“We just got here,” Lula said. “We're going down to play some slots.”
“We're going to the show,” Gus said. “We hear Tom Jones is singing in the lounge.”
Lula's eyes got the size of duck eggs and popped out of her eye sockets. “Tom Jones! Are you shitting me? I love Tom Jones.”
“You should come with us,” Wayne said. “We wouldn't mind having a couple chicks tagging along, right, Gus?”
Lula looked down at little Wayne. “Listen up, Shorty,” she said. “I don't do that patronizing, sexist chick shit.”
“We gotta say things like that,” Wayne told her. “We're Elvis impersonators. We're Vegas, baby.”
“Oh yeah, I guess I could see that. Sorry,” Lula said.
The elevator hit the casino floor and we all got out and hustled across the casino to the lounge. Me, Connie, Lula, and two over-?the-?hill Elvis impersonators. We reached the lounge and were stopped by a crush of people waiting to get in.
“Oh man,” Lula said. “Look at this crowd. We're not gonna get in.”
“They always let Elvis in,” the big guy said, and he started bumping people out of the way with his belly. “Uh, s'cuze me. The King's comin' through,” he'd say. And then he'd sort of snarl and curl his lip the way Elvis used to.
We were packed up behind him, moving in his wake. All of us getting excited about seeing Tom Jones, willing to step on a few toes to do it. Gus got us a position close to the stage, off to the side. The room lights were dim and the stage was washed in red light. A band was playing. We ordered drinks and Tom Jones was introduced.
The minute Jones came onstage Lula went ape-?shit. Lula didn't care about anything but Tom Jones. “Hey, Tom, honey, look over here,” she yelled out. “Look at Lula!”
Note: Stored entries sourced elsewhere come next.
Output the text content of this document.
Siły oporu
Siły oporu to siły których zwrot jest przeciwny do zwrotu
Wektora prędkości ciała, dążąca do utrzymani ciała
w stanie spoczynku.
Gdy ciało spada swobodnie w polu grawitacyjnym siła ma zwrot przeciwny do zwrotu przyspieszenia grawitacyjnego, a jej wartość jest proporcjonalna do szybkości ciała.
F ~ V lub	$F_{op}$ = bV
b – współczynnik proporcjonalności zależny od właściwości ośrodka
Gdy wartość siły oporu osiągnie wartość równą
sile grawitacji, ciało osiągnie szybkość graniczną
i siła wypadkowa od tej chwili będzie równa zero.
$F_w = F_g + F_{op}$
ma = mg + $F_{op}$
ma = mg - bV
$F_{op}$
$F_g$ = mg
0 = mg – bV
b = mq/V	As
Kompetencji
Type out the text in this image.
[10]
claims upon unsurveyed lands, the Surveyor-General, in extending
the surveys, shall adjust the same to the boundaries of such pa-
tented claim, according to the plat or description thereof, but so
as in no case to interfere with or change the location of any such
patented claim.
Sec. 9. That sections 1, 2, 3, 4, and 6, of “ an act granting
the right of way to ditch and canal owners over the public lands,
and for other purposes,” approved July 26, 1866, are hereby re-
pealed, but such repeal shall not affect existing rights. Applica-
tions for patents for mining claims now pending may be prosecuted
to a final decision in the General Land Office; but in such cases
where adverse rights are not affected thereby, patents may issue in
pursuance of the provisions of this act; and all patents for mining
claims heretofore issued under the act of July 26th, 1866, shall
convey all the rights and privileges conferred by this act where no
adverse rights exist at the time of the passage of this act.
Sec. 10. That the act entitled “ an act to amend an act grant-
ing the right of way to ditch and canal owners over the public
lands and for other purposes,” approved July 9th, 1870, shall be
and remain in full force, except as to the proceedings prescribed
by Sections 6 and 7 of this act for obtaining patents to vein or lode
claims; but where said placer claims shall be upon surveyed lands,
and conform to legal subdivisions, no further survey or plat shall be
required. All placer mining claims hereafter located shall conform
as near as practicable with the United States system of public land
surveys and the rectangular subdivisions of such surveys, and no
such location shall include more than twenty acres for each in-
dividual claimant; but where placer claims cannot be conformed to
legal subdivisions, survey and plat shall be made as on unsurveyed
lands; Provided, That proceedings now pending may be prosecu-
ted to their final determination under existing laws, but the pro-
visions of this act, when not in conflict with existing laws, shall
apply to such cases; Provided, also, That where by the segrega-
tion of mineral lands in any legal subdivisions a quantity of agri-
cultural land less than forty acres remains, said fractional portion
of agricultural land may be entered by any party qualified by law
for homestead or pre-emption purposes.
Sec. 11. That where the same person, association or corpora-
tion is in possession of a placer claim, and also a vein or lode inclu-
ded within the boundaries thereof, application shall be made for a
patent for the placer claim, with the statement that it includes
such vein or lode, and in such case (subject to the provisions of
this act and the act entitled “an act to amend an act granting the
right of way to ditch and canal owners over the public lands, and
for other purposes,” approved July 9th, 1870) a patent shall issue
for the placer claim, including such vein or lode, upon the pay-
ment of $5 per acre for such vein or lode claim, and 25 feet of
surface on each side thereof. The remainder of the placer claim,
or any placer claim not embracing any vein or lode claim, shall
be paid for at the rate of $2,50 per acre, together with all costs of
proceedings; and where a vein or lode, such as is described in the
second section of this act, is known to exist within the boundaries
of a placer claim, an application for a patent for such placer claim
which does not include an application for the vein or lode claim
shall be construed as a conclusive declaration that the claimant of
All around us women were throwing room keys and panties onto the stage. And then from the corner of my eye I caught sight of Lula pitching a giant hot-?pink satin thong at Tom Jones. It was the biggest thong I'd ever seen. It was a King Kong thong. It hit Tom Jones square in the face. Wap!
“Holy crap,” Connie said.
Tom Jones staggered back a step, snagged the thong from off his face, looked at it, and forgot the words to the song he was singing. The band was playing, but Tom Jones was just standing there staring at the thong.
“Maybe I should throw my bra, too,” Lula said.
“No!” Connie and I said, worried Tom Jones would go into cardiac arrest at the sight. “Not a good idea. Overkill.”
Tom Jones snapped out of his coma, stuffed the thong into his tux pocket, and went back to singing.
“I don't think Tom Jones looks all that good,” Connie said to me. “He looks different somehow. Like he's had a face-?lift that went wrong.”
“And he's sort of fat,” I said. “And he can't sing anymore.”
“That's blasphemous to say about Tom Jones,” Lula said. “You can't go dissin' Tom Jones.”
Wayne leaned across Lula. “It's not Tom Jones. I thought you knew that. It's a Tom Jones impersonator. They're having a convention here, too.”
“What?” Lula yelled. “I gave my underpants to an impostor?”
“He's pretty good, though,” Gus said. “He's got a lot of the moves down pretty good.”
“I want my underpants back,” Lula shouted to the stage. “I don't go giving away perfectly good underpants to impostors. You got my underpants under false pretenses. And you can't even sing! I bet these two Elvis impersonators could sing better than you.”
The guy on the stage stopped singing, shaded his eyes against the lights with his hand, and squinted over at us. “Elvis impersonators? I've got some goddamn Elvis impersonators at my show?”
“Uh oh,” Wayne said. “Elvis impersonators and Tom Jones impersonators don't get along.”
A low rumble went through the crowd. Elvis impersonators, they were grumbling. The nerve!
“Get them,” someone shouted. “Get the dirty lousy Elvis impersonators.”
Someone reached for little Wayne, and Lula stepped in. “Hold on here,” she said. “We came with these guys. They're good guys. They got us in here.”